Obesity and Health • Obesity is correlated with an increased risk of death, and is a risk factor for a number of chronic conditions, including: • adult onset diabetes, • hypercholesterolemia, • high plasma triacylglycerols, • hypertension, • heart disease, • some cancers, • gallstones, • arthritis, and • gout.
The relationship between obesity and associated morbidities is stronger among individuals younger than 55 years. • After age 74, there is no longer an association between increased BMI and mortality. • Weight loss in obese individuals leads to decreased blood pressure, serum triacylglycerols, and blood glucose levels. HDL levels increase.
Mortality decreases (particularly deaths due to cancer). • Some obesity experts suggest that moderately overweight and otherwise healthy individuals should not obsess about weight loss, but rather should direct their energies to a healthier lifestyle, particularly including some exercise in their weekly routine.
Weight Reduction • The goals of weight management in the obese patient are: • First to induce a negative energy balance to reduce body weight, that is, decrease caloric intake and/or increase energy expenditure. • The second aim is to maintain a lower body weight over the longer term.
A. Physical activity • An increase in physical activity can create an energy deficit, and is an important component of weight loss treatments. • In addition, physical activity increases cardiorespiratory fitness and reduces the risk of cardiovascular disease, independent of weight loss. • Persons who combine caloric restriction and exercise with behavioral treatment may expect to lose about 5–10% of preintervention body weight over a period of 4–6 months. Exercise is an essential component of maintaining weight reduction.
B. Caloric restriction • Dieting is the most commonly practiced approach to weight control. • Since 1 pound of adipose tissue corresponds to approximately 3,500 kcal, one can estimate the effect of caloric restriction on the reduction in adipose tissue. • Caloric restriction is ineffective over the long term for many individuals. • More than 90% of people who attempt to lose weight regain the lost weight when dietary intervention is suspended.
Nonetheless, it is important to recognize that, although few individuals will reach their ideal weight with treatment, • weight losses of 10% of body weight over a 6-month period often reduce blood pressure and lipid levels, and enhance control of Type 2 diabetes. • The health benefits of relatively small weight losses should, therefore, be emphasized to the the patient.
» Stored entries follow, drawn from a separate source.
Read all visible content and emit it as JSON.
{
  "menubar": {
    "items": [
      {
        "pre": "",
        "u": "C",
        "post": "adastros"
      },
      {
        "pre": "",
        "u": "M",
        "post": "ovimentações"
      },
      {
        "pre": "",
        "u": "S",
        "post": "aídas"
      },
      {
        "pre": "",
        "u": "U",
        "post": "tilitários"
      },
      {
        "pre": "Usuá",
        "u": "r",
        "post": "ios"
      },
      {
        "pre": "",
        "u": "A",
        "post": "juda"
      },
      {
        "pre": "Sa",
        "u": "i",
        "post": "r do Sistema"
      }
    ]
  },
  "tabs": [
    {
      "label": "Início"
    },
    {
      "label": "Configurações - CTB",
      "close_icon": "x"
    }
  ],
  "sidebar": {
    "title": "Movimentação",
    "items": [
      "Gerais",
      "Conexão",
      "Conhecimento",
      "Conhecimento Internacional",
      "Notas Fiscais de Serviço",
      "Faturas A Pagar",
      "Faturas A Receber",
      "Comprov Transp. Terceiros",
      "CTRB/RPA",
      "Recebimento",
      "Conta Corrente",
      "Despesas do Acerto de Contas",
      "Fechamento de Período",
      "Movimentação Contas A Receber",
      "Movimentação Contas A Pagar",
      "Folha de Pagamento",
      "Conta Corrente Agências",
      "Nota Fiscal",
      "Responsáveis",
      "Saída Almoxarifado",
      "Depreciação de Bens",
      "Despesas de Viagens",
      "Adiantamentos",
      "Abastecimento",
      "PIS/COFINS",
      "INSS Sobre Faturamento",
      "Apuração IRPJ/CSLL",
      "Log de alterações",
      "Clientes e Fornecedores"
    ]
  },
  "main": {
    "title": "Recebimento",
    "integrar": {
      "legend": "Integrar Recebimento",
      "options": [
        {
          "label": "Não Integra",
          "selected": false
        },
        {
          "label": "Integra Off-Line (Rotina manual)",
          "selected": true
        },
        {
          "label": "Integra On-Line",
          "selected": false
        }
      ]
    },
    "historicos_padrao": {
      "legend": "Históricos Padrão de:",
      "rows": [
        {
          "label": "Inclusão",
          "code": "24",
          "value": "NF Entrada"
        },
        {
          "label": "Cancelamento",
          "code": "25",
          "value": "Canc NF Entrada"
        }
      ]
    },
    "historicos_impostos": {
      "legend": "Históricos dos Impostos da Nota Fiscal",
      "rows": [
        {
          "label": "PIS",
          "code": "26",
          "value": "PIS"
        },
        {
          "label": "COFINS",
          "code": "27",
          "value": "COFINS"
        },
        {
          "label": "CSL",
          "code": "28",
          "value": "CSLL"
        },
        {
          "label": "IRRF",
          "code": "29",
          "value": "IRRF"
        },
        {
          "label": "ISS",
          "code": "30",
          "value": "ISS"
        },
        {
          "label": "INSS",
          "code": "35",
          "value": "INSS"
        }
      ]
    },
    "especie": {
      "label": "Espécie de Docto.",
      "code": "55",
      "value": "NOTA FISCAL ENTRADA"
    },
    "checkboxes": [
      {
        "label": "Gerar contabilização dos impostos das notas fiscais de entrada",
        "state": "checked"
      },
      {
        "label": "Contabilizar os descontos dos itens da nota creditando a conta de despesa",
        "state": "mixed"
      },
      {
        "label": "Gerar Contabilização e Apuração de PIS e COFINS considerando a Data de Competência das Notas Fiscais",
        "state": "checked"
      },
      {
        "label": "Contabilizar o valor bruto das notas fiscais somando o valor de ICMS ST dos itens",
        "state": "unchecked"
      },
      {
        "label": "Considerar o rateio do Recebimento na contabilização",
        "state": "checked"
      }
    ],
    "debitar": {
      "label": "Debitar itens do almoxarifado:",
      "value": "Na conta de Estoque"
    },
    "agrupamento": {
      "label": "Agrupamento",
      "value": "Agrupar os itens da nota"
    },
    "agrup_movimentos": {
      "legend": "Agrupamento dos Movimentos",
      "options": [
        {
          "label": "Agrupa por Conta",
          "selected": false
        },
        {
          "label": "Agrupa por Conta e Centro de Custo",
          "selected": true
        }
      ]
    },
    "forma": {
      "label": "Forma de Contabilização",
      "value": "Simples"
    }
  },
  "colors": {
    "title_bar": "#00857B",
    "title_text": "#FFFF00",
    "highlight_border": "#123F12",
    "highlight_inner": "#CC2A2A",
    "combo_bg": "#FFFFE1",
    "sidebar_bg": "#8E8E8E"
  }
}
C. Pharmacologic and surgical treatment • Two weight-loss medications are currently approved by the U.S. Food and Drug Administration for use in adults who have a BMI of 30 or higher. • The first, sibutramine, is an appetite suppressant that inhibits the reuptake of both serotonin and norepinephrine. • The second, orlistat, is a lipase inhibitor that inhibits gastric and pancreatic lipases, thus decreasing the breakdown of dietary fat into smaller molecules.
Surgical procedures designed to reduce food consumption are an option for the severely obese patient who has not responded to other treatments. • Surgery produces greater and more sustained weight loss than dietary or pharmacologic therapy, but has substantial risks for complications.